Que no fim da guerra Salazar tenha sido capaz de superar as adversidades que se colocavam a um regime com as conotações ideológicas do estado Novo confirma a importância dos fatores exógenos (o interesse das potências ocidentais em contarem com a sua colaboração num quadro de crescente rivalidade com a URSS), mas, uma vez mais, seria errado não reconhecer o seu consumado talento para operar os ajustamentos indispensáveis à aceitação de Portugal como um parceiro válido do «ocidente». Essa manobra de adaptação, e toda a sua envolvência estratégica, é notavelmente analisada nos últimos capítulos, fundamentalmente dedicados à aproximação de Portugal aos estados unidos no domínio da segurança e defesa, e nos quais ressalta, uma vez mais, o dom do autor para recriar a complexidade e subtileza dos processos negociais e tomadas de decisão.

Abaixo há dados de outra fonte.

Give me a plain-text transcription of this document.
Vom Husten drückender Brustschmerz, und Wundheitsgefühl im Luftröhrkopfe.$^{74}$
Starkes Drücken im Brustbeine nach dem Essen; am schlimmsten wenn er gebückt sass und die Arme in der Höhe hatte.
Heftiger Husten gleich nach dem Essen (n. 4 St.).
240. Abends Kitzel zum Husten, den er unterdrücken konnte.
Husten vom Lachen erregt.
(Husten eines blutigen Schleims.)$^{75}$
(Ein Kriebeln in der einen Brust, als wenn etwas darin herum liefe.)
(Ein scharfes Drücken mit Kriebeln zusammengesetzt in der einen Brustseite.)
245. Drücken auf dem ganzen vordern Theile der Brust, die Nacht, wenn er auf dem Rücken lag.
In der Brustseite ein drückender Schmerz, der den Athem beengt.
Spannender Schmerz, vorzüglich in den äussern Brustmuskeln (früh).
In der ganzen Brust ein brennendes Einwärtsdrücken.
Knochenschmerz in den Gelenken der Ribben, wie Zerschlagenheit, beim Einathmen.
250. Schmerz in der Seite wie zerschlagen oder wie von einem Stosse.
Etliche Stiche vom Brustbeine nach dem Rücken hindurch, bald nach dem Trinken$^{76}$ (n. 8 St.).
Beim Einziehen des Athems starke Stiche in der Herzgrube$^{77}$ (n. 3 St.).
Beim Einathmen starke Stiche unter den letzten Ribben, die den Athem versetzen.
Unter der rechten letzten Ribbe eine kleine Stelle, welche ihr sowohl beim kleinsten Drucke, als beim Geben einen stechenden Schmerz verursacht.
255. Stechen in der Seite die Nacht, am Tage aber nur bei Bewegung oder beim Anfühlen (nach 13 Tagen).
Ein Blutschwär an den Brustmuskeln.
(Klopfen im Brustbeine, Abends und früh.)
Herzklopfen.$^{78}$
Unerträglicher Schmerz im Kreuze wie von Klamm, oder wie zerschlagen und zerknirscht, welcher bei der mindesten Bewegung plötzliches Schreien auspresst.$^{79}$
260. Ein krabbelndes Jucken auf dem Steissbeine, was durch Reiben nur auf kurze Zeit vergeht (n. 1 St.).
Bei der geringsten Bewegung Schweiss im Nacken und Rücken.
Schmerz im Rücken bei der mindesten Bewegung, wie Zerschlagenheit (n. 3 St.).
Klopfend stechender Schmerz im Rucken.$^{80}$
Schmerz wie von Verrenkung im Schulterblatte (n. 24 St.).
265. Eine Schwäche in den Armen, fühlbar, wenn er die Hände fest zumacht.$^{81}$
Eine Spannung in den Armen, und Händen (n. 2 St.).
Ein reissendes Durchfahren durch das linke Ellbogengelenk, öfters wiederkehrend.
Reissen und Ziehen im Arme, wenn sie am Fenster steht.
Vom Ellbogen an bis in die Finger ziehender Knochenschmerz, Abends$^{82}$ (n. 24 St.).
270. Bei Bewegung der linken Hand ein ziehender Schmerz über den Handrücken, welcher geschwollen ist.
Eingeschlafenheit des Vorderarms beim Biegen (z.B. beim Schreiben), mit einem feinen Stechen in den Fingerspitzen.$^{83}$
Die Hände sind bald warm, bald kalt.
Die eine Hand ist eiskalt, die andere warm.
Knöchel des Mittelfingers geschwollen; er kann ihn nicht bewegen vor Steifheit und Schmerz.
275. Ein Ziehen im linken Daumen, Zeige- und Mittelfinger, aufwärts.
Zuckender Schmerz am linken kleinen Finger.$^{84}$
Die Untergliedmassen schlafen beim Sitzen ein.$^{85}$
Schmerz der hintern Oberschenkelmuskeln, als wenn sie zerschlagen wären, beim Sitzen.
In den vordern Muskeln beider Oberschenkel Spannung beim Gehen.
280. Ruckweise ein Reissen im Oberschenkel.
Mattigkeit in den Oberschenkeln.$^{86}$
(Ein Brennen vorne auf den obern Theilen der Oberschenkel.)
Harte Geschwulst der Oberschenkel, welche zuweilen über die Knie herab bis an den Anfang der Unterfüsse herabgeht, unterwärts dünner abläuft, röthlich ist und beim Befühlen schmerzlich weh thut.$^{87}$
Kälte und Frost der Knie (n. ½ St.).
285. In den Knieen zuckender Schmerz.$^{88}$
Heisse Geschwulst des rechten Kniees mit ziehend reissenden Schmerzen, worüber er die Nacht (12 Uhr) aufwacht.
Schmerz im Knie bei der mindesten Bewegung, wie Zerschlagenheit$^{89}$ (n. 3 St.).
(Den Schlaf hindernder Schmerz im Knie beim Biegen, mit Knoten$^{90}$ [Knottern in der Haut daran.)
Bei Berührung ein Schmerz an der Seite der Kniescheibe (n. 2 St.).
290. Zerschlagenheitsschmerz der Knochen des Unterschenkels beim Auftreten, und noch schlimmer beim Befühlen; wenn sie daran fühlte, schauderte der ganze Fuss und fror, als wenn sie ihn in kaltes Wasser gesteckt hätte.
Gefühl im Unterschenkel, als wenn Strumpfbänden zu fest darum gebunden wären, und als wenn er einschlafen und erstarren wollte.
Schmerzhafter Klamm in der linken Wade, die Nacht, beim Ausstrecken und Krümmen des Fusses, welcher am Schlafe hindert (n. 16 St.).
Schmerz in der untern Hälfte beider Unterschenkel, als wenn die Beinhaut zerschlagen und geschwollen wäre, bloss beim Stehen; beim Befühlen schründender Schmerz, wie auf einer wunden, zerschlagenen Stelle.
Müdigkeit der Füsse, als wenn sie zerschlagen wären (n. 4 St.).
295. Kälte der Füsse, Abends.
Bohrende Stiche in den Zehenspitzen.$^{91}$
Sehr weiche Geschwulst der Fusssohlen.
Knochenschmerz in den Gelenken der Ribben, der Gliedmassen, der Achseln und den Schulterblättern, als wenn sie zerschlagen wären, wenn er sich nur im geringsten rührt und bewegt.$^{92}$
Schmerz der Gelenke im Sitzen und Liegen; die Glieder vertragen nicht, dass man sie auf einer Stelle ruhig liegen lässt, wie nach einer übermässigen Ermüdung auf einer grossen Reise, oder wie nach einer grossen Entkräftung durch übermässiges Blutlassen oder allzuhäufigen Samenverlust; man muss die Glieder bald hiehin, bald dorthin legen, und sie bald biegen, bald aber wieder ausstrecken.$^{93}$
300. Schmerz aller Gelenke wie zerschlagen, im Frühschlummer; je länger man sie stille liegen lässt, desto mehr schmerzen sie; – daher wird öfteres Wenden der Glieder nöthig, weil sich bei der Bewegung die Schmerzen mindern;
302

A Diplomacia de Salazar é, por tudo isto, uma obra destinada a figurar em qualquer bibliografia de referência da história da política externa portuguesa no século XX, deixando os leitores na expectativa em relação a um segundo tomo que retome o ponto onde este nos deixou.

 

NOTAS

1 A 6 de novembro de 2012, o ministro dos Negócios Estrangeiros, Paulo Portas, chamou o embaixador de Israel às Necessidades para lhe pedir explicações sobre declarações proferidas por este no colóquio «Portugal e o Holocausto – Aprender com o Passado, Ensinar para o Futuro», realizado na Fundação Calouste Gulbenkian uns dias antes. O embaixador Ehud Gol referira-se à decisão do governo de Salazar de decretar luto oficial pela morte de Hitler (o que implicou colocar a bandeira nacional a meia-haste em todos os edifícios do Estado) como «uma nódoa» na história portuguesa. Cf. «Paulo Portas pede explicações a embaixador de Israel». In Correio da Manhã, 7 de novembro de 2012. [Disponível em: http://www.cmjornal.xl.pt/detalhe/noticias/nacional/politica/paulo-portas-pede-explicacoes-a-embaixador-de-israel].

2 Cf., a este respeito, as memórias do embaixador João Hall Themido (Uma Autobiografia Disfarçada. Lisboa: Instituto Diplomático, 2008), em que Sousa Mendes é referido como um «mito criado por judeus e pelas forças democráticas saídas do 25 de Abril».